A Matter of Time: Enacting the Exclusion of Onshore Refugee Applicants through the Reform and Acceleration of Refugee Determination Processes

Publisher:
Oñati International Institute for the Sociology of Law
Publication Type:
Journal Article
Citation:
Oñati Socio-Legal Series, 2016, 6 (1), pp. 137 - 162 (26)
Issue Date:
2016
Full metadata record
State-based processes for determining refugee claims are crucial sites of inclusion or exclusion for onshore refugee applicants. This paper argues that cultures of disbelief and exclusion towards onshore refugee applicants are increasingly being enacted indirectly, via procedural reforms to Refugee Status Determination (RSD), which limit the ability of applicants to establish and articulate their claims.
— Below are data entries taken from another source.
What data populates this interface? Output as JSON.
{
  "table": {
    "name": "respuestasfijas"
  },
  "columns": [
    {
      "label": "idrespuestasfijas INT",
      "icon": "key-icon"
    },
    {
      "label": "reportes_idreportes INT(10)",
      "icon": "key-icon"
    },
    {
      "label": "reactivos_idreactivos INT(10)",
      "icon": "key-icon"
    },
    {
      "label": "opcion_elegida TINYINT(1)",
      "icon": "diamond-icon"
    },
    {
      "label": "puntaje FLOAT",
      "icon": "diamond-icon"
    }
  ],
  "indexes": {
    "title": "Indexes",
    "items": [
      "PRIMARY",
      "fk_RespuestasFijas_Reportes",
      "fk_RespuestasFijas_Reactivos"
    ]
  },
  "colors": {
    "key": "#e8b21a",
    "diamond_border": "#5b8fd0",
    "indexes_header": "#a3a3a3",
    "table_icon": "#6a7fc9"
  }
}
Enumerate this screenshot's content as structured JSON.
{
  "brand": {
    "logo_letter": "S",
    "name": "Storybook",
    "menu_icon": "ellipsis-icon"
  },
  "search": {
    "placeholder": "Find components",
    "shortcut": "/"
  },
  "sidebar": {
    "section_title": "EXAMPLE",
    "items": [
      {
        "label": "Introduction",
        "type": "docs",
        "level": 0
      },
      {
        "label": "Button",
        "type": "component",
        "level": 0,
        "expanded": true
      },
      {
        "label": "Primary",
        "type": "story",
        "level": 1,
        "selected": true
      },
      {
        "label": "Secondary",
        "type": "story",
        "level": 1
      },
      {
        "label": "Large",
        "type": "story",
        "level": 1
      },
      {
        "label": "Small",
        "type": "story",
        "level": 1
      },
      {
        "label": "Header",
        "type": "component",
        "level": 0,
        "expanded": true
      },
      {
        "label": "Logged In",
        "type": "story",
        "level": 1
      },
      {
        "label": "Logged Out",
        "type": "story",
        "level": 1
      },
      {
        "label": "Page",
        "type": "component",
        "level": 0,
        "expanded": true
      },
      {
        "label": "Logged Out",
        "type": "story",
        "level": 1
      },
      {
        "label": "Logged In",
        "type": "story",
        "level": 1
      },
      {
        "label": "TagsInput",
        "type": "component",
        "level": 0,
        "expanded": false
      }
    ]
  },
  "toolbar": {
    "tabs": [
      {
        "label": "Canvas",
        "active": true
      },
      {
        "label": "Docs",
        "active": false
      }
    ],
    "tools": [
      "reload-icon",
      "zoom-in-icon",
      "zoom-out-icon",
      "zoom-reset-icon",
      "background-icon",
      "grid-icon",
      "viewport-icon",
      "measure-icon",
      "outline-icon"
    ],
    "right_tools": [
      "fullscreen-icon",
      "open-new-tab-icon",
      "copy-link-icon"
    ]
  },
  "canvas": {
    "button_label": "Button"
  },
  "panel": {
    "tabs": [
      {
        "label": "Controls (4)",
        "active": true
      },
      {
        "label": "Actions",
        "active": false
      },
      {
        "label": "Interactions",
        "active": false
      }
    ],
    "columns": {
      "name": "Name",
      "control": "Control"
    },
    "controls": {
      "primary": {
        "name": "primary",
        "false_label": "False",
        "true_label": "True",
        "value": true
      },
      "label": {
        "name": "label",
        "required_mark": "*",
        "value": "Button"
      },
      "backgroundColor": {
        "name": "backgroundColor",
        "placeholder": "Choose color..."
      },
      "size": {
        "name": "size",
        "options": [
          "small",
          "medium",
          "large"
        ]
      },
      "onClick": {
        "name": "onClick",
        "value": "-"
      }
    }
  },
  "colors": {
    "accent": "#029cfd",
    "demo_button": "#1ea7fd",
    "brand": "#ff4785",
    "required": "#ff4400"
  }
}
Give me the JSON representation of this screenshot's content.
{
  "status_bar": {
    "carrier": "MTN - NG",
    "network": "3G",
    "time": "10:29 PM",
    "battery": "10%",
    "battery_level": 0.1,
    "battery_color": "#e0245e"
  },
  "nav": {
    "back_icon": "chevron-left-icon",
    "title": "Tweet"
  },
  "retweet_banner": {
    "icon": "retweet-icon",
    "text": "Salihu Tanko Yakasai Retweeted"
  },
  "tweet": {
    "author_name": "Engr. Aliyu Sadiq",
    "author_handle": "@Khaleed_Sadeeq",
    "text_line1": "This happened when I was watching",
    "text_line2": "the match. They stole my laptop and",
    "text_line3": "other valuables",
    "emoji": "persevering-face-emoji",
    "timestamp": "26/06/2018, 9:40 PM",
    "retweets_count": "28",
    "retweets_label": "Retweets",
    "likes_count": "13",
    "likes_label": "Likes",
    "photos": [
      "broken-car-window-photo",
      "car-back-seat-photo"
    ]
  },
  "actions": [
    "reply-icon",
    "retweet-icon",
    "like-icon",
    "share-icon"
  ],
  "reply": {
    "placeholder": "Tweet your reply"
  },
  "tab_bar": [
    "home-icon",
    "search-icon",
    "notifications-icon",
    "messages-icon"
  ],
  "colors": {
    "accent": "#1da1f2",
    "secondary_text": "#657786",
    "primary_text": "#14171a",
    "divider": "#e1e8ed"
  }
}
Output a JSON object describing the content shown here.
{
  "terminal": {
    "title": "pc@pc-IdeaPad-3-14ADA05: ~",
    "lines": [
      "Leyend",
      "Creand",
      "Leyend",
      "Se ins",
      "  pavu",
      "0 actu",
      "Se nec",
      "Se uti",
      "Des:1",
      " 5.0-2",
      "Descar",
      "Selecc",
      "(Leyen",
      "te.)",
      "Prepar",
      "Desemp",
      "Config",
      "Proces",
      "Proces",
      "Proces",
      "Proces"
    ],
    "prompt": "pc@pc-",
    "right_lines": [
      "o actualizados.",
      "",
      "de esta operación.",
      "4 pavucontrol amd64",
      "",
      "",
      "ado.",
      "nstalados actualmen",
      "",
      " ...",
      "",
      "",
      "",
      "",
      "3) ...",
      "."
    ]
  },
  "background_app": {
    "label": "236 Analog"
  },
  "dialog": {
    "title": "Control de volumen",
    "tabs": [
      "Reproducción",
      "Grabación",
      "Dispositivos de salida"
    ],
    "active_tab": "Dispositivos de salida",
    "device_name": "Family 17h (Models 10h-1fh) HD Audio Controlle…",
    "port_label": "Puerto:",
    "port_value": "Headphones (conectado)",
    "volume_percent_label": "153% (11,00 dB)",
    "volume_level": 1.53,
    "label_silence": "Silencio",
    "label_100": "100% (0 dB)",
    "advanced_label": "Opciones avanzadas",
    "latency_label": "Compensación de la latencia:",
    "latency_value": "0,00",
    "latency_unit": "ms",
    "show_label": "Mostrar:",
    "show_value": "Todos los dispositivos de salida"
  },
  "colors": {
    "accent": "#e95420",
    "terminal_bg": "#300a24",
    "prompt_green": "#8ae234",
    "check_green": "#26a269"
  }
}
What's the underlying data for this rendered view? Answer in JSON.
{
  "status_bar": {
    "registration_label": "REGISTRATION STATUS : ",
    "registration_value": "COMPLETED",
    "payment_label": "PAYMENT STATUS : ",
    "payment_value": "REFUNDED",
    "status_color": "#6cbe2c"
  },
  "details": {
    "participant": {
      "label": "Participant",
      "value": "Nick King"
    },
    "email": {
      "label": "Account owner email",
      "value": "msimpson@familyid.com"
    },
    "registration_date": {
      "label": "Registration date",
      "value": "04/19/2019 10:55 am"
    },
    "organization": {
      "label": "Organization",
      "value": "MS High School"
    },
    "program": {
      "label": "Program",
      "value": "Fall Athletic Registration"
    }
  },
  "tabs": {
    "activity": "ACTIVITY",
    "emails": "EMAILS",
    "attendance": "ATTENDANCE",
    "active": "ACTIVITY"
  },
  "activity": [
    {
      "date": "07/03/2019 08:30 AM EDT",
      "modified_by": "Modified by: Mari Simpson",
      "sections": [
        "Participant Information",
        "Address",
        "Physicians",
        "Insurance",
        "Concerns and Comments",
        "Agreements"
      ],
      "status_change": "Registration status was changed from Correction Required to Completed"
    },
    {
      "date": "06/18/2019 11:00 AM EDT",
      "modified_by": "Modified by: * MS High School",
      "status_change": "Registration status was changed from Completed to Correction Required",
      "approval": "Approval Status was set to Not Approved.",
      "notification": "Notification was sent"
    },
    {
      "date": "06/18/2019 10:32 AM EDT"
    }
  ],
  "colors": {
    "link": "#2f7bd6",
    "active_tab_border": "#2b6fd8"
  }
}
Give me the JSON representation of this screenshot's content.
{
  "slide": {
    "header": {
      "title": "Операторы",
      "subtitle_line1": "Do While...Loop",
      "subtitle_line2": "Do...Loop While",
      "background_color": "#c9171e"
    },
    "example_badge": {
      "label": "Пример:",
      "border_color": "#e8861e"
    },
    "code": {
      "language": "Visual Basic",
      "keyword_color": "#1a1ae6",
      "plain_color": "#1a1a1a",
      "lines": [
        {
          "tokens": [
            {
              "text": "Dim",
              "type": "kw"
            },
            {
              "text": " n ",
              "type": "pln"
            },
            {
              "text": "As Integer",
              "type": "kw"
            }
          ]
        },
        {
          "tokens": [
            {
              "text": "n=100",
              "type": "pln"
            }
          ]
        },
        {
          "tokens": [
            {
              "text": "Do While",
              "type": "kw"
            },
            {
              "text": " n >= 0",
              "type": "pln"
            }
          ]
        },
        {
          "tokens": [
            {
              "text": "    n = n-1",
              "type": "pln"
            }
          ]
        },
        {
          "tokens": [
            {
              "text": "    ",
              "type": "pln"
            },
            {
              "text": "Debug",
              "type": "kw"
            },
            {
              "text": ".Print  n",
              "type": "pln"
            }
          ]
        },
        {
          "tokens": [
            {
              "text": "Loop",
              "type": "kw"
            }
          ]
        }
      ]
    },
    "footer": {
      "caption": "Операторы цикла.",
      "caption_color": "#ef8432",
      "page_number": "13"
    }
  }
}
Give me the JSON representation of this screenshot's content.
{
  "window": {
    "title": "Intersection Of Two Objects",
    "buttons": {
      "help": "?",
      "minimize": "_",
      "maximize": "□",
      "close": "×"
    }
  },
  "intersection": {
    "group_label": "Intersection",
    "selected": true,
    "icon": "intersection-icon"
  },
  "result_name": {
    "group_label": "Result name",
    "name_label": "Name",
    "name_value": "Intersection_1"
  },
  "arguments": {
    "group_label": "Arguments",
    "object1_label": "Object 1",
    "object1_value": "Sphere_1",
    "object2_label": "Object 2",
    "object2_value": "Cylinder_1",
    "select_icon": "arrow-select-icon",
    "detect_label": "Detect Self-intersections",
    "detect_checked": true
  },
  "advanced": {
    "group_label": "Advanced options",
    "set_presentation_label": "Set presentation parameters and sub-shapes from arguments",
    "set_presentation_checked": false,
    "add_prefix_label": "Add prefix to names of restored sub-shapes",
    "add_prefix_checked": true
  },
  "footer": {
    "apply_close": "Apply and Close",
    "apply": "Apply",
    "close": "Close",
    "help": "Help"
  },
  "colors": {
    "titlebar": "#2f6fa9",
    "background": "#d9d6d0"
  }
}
Focusing on Australia and Canada, this paper tracks the acceleration and truncation of RSD procedures, which first reflect and then frequently achieve the exclusion of onshore applicants. Two sets of reforms in particular have profoundly limited the terms on which applicants may present their claims. In Canada, this occurred as the result of a major overhaul of RSD that took place in December 2012. In Australia, the policy of ‘enhanced screening’ of applicants achieves the immediate screening-out of certain claims from the Australian determination system. Alongside analysing these reforms as a means of exclusion, this paper argues that the new procedures most disadvantage applicants making claims on the basis of gender-related persecution.